History Of Magnetism
The history of magnetism dates back to earlier than 600 B.C., but it is only in the twentieth century that scientists have begun to understand it, and develop technologies based on this understanding. Magnetism was most probably first observed in a form of the mineral magnetite called lodestone, which consists of iron oxide-a chemical compound of iron and oxygen. The ancient Greeks were the first known to have used this mineral, which they called a magnet because of its ability to attract other pieces of the same material and iron.

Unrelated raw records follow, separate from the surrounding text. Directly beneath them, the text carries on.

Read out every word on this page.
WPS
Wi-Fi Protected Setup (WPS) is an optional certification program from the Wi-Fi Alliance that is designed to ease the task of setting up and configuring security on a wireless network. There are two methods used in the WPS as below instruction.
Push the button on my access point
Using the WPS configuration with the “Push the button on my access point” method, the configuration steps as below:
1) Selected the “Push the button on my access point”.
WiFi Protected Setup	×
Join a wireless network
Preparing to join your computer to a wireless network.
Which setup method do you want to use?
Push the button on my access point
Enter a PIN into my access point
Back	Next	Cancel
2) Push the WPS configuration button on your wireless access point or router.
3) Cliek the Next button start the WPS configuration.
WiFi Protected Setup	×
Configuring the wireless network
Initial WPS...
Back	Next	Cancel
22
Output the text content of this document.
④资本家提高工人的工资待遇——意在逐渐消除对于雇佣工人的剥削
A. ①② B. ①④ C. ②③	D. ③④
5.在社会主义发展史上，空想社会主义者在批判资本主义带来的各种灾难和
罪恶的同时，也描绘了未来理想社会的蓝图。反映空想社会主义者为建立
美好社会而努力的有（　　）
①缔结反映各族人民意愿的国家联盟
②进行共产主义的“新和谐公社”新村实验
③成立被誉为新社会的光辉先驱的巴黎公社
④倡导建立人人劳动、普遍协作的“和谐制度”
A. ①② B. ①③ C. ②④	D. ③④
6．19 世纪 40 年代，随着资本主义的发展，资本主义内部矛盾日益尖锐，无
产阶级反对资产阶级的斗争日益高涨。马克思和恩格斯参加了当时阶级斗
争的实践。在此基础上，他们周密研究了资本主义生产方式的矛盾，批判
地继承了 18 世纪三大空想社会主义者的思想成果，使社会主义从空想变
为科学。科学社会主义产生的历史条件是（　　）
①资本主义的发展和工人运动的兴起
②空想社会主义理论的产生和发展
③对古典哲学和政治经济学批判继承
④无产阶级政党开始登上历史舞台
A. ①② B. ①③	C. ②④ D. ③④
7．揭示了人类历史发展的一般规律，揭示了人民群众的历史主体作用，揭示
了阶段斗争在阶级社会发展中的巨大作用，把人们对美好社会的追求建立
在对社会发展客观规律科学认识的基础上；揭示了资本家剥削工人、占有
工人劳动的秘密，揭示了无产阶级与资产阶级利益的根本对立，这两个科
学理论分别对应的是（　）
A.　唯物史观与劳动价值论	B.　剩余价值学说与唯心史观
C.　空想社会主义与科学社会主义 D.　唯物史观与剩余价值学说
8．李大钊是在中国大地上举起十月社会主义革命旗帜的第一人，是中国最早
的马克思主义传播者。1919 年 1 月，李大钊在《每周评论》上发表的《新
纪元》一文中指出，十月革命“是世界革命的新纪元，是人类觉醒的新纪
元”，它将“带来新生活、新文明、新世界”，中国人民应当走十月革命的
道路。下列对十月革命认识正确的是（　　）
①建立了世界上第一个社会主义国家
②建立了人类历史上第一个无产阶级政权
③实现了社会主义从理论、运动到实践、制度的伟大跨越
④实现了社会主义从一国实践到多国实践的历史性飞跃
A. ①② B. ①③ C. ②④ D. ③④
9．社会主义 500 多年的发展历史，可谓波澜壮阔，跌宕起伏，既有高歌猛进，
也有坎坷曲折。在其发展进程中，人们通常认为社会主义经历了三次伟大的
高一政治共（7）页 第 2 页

The Englishman William Gilbert (1540-1603) was the first to investigate the phenomenon of magnetism systematically using scientific methods. He also discovered that Earth is itself a weak magnet. Early theoretical investigations into the nature of Earth's magnetism were carried out by the German Carl Friedrich Gauss (1777-1855). Quantitative studies of magnetic phenomena initiated in the eighteenth century by Frenchman Charles Coulomb (1736-1806), who established the inverse square law of force, which states that the attractive force between two magnetized objects is directly proportional to the product of their individual fields and inversely proportional to the square of the distance between them. Danish physicist Hans Christian Oersted(1777-1851) first suggested a link between electricity and magnetism. Experiments involving the effects of magnetic and electric fields on one another were then conducted by Frenchman Andre Marie Ampere (1775-1836) and Englishman Michael Faraday (1791-1869), but it was the Scotsman, James Clerk Maxwell (1831-1879), who provided the theoretical foundation to the physics of electromagnetism in the nineteenth century by showing that electricity and magnetism represent different aspects of the same fundamental force field. Then, in the late 1960s American Steven Weinberg (1933-) and Pakistani Abdus Salam (1926-96), performed yet another act of theoretical synthesis of the fundamental forces by showing that electromagnetism is one part of the electroweak force. The modern understanding of magnetic phenomena in condensed matter originates from the work of two Frenchmen: Pierre Curie (1859-1906), the husband and scientific collaborator of Madame Marie Curie (1867-1934), and Pierre Weiss (1865-1940). Curie examined the effect of temperature on magnetic materials and observed that magnetism disappeared suddenly above a certain critical temperature in materials like iron. Weiss proposed a theory of magnetism based on an internal molecular field proportional to the average magnetization that spontaneously align the electronic micromagnets in magnetic matter. The present day understanding of magnetism based on the theory of the motion and interactions of electrons in atoms (called quantum electrodynamics) stems from the work and theoretical models of two Germans, Ernest Ising and Werner Heisenberg (1901-1976). Werner Heisenberg was also one of the founding fathers of modern quantum mechanics.